Helaas hinkte het plan van wethouder Elfferich op twee gedachten: de noodzaak voor beter groenbeheer wordt onderkend en er is een goede analyse wat er daarvoor moet gebeuren, maar het budget is te klein. Daardoor is er alleen beheer op basisniveau mogelijk. Er is dus weinig ruimte om goed boom- en struikonderhoud te doen en weinig geld om zieke bomen te vervangen. De kans is groot dat biodiverse planten en bloemen dan verdrongen worden door minder biodiverse grassen en struiken.

Het zogenaamde ‘klepelmaaien’ in opdracht van de gemeente is niet goed voor de biodiversiteit. Een klepelmaaier hakselt de vegetatie fijn. De verhakselde plantenresten blijven liggen om in de berm en de plantsoenen te composteren. Dit leidt tot een toename van de voedselrijkdom van de bodem, waardoor er uiteindelijk alleen nog plek is voor grassen en ruigteplanten als Grote brandnetel en Fluitenkruid. Minder maaien is beter, maar dan moet je het maaisel ook opruimen. En dat kost geld.

Toch zitten er ook veel goede elementen in zoals het beheerplan. Maar GroenLinks mist een lange termijnvisie en heeft meer zekerheid nodig, zodat de komende jaren de biodiversiteit niet achteruit gaat.
Daarom dienden we in de raad van 25 november een amendement in, waarin we stellen dat het beleidsplan groenbeheer 2021 eigenlijk meer een beheerplan dan een beleidsplan is en eerder een startdocument dan een visie voor de toekomst. Dit amendement werd alleen gesteund door de PvdA. De rest van de raad wil nu geen cent extra uitgeven.

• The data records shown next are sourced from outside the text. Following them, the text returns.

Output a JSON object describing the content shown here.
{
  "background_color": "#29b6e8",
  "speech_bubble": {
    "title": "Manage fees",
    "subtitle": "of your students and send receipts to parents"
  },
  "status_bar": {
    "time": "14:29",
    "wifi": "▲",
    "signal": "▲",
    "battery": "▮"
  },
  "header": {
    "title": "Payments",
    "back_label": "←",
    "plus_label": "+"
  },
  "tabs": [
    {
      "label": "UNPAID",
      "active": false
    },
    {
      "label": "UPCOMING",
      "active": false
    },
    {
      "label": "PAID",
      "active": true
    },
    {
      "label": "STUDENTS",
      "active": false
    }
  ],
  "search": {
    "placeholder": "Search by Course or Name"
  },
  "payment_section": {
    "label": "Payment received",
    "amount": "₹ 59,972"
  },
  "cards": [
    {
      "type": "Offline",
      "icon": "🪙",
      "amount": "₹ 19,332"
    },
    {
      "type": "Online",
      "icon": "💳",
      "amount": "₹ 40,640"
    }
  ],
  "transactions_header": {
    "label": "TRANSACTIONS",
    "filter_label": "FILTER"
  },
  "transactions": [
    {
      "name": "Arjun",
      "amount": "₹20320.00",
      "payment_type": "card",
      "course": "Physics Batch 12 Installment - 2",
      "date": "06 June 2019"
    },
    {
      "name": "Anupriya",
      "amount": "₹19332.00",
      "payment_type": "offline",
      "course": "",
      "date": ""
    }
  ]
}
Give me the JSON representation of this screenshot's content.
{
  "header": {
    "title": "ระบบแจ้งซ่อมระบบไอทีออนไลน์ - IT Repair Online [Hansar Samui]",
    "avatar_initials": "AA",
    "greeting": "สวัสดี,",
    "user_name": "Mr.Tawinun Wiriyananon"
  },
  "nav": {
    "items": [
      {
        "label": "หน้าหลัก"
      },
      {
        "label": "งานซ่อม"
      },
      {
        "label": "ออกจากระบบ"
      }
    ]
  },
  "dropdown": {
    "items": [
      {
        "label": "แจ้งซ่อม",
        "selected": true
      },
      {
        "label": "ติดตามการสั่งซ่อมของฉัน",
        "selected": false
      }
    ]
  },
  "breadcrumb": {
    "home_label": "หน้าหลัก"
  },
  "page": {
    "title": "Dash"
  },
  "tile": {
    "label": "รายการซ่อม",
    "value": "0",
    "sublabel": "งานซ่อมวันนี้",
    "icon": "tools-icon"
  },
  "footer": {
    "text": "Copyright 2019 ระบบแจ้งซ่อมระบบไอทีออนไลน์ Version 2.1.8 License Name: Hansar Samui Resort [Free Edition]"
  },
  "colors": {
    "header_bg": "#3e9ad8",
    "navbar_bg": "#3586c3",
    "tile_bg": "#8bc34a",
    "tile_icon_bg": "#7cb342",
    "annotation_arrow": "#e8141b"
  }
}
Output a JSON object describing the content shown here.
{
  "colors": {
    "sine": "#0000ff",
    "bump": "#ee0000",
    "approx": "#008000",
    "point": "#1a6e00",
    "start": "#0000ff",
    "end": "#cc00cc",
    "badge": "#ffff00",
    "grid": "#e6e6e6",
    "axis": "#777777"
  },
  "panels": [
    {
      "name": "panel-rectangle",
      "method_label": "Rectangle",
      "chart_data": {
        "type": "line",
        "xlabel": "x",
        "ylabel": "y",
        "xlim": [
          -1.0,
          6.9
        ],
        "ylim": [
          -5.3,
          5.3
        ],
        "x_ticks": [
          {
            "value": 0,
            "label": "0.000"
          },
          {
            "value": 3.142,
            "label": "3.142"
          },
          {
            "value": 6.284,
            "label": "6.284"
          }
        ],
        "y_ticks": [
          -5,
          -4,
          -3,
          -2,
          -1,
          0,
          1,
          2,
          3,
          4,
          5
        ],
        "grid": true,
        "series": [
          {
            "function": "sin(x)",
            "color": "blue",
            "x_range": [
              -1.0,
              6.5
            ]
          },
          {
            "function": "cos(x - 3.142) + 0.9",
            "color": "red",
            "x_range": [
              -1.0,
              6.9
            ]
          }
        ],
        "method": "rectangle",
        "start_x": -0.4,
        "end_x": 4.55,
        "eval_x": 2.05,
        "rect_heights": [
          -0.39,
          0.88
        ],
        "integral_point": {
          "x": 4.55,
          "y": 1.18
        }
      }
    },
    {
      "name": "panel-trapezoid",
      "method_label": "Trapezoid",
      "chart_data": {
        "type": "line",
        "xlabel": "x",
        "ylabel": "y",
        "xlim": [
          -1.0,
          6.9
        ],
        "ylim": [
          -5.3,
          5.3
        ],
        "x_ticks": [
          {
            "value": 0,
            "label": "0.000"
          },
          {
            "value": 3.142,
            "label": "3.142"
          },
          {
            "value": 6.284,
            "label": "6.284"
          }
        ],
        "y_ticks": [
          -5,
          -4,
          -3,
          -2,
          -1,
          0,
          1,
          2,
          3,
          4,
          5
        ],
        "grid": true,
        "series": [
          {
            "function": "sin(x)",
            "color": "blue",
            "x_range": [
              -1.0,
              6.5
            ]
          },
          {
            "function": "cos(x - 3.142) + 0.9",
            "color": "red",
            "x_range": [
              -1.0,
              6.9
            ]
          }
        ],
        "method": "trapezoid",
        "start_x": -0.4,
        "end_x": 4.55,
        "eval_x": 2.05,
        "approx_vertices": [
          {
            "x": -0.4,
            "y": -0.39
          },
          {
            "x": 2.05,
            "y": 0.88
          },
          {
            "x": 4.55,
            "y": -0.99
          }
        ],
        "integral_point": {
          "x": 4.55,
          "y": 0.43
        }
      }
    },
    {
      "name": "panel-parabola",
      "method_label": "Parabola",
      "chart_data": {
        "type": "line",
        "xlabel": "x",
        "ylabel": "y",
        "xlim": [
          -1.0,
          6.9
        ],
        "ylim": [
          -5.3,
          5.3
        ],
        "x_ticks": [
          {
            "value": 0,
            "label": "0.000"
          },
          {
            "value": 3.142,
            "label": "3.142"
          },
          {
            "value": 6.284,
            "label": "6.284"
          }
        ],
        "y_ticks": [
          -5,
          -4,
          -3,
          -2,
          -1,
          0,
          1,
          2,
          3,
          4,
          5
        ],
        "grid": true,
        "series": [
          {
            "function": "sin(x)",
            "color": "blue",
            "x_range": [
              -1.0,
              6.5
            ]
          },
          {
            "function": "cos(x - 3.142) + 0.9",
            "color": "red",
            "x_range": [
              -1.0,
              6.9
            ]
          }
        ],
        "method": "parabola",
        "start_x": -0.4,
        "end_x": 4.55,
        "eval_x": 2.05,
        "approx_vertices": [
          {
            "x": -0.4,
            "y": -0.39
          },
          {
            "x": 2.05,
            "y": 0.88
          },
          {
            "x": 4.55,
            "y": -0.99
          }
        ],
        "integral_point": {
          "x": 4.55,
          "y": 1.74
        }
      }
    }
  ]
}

D66 verschuift de discussie naar de Omgevingsvisie waarin ook een visie op het buitengebied en Het Twiske thuishoort. De discussie over het beheerniveau verschuift de raad naar de volgende besprekingen over het financiële perspectief van de gemeente.

GroenLinks mist kortom de ambitie in de raad voor meer natuurlijk, ecologisch beheer op de korte termijn en mist garanties voor de lange termijn. Daarvoor geeft de raad onvoldoende budget vrij terwijl er ook capaciteit- en kennisgebrek is.